3rd Cabinet Secretary for Devolution
- In office 2021–2022
- President: Uhuru Kenyatta
- Preceded by: Eugene Wamalwa

18th Cabinet Secretary for Energy & Petroleum
- In office 2015–2021
- President: Uhuru Kenyatta
- Preceded by: Kiraitu Murungi
- Succeeded by: Monica Juma

2nd Senator
- In office 2013–2015
- Preceded by: James K Arap Soi
- Succeeded by: Aaron Cheruiyot
- Constituency: Kericho County

8th Member of the Kenyan Parliament
- In office 2002–2013
- Preceded by: Charles D. K. arap Kirui
- Succeeded by: Erick Mlimani Keter
- Constituency: Belgut

Personal details
- Born: Charles Cheruiyot Keter 22 November 1969 (age 56) Kericho, Kenya.
- Citizenship: Kenya
- Party: UDA
- Other political affiliations: KANU (before 2005); ODM (2005–2012); URP (2012–2016); JP (2016–2022);
- Spouse: Winnie Keter
- Children: 3
- Alma mater: Kenyatta University, Nairobi.; United States International University, Nairobi.;
- Occupation: Politician
- Website: www.charlesketer.com

= Charles Keter =

Kenyan politician

Charles Cheruiyot Keter (born 22 November 1969) is a Kenyan politician. He has belonged to the United Democratic Alliance Party of Kenya (UDA) since 2022.

==Career==

From 1993 to 1994, Keter worked as a systems analyst at Telkom Kenya. He performed well and was then promoted to a position of assistant manager of the anti-fraud section.
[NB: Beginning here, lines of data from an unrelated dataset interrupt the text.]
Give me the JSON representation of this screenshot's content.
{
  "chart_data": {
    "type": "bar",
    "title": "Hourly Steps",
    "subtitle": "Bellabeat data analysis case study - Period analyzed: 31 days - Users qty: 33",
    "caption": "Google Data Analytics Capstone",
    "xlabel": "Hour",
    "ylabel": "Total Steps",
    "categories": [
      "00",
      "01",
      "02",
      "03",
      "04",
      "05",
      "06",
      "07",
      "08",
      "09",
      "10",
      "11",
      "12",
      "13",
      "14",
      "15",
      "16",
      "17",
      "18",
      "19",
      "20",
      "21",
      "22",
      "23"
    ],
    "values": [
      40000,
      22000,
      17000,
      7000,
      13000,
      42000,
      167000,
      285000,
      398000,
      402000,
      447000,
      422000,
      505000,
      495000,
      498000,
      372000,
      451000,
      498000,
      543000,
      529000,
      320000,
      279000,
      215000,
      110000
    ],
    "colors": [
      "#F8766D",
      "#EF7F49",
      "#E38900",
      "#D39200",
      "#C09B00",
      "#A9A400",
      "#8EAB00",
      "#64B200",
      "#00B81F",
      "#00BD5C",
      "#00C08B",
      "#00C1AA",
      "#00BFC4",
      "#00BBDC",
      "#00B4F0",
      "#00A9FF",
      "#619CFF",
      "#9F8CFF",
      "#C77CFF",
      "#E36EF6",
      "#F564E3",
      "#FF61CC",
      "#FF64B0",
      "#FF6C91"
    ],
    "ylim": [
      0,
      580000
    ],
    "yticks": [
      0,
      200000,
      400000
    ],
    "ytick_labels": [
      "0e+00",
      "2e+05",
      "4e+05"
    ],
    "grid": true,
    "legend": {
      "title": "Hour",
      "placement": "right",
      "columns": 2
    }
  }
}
Keter began his political career in 2002 when he contested for a parliamentary seat and won to represent the people of Belgut Constituency in the National Assembly of Kenya.
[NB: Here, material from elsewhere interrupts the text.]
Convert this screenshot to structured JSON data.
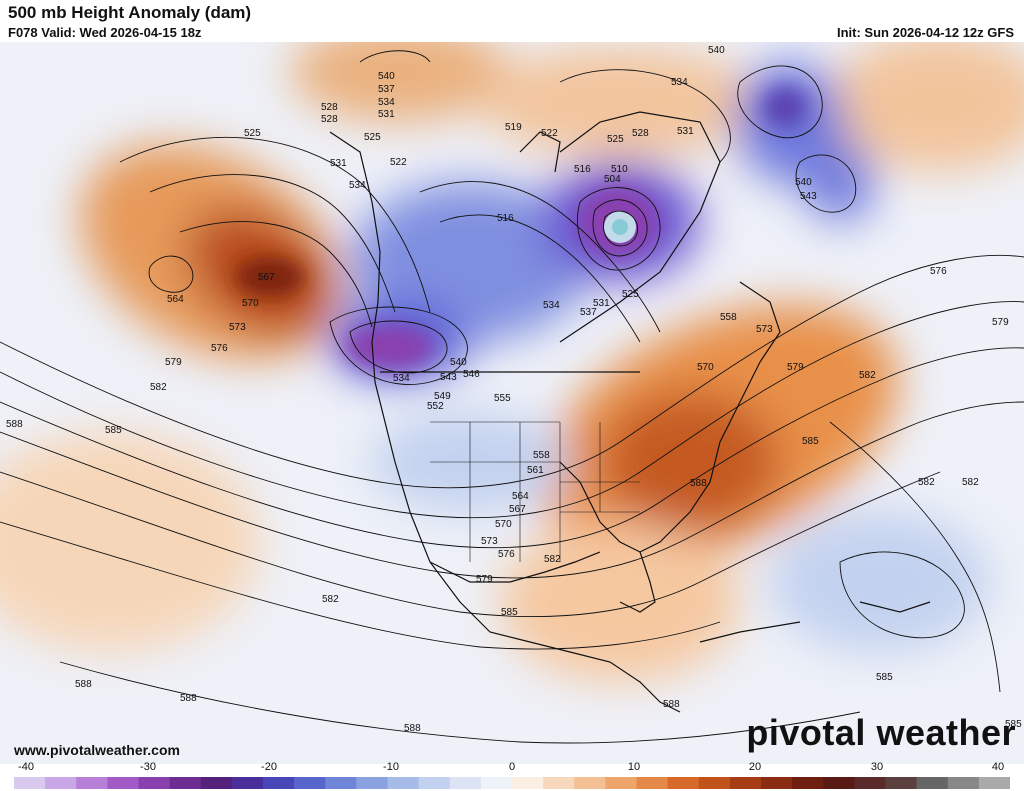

Keter joined the Orange Democratic Movement in 2007 and was elected for the second time as MP for Belgut in the National Assembly in the December 2007 parliamentary election. From 2008 to 2013, he was Assistant Minister of Energy in addition to representing his people in Parliament.

In 2013 he ran for the senatorial seat for Kericho County on a URP ticket under the Jubilee Coalition led by Uhuru Kenyatta. Keter won to become the first senator for Kericho County in 2013 since the independence of Kenya, a position that he held till he was named the Cabinet Secretary for Energy and Petroleum under Kenyatta. In 2015 he became Kenya's energy minister (Cabinet Secretary for Energy & Petroleum). He was moved to the Ministry of Devolution in 2021 in a reshuffle. He resigned in February 2022 to venture into elective politics in his Rift Valley's backyard.

==Personal life==

Charles Keter is married to Winnie Keter and they have children. Their younger daughter Daisy graduated with a master's degree in Commercial and Corporate Law LL.M from the Queen Mary University.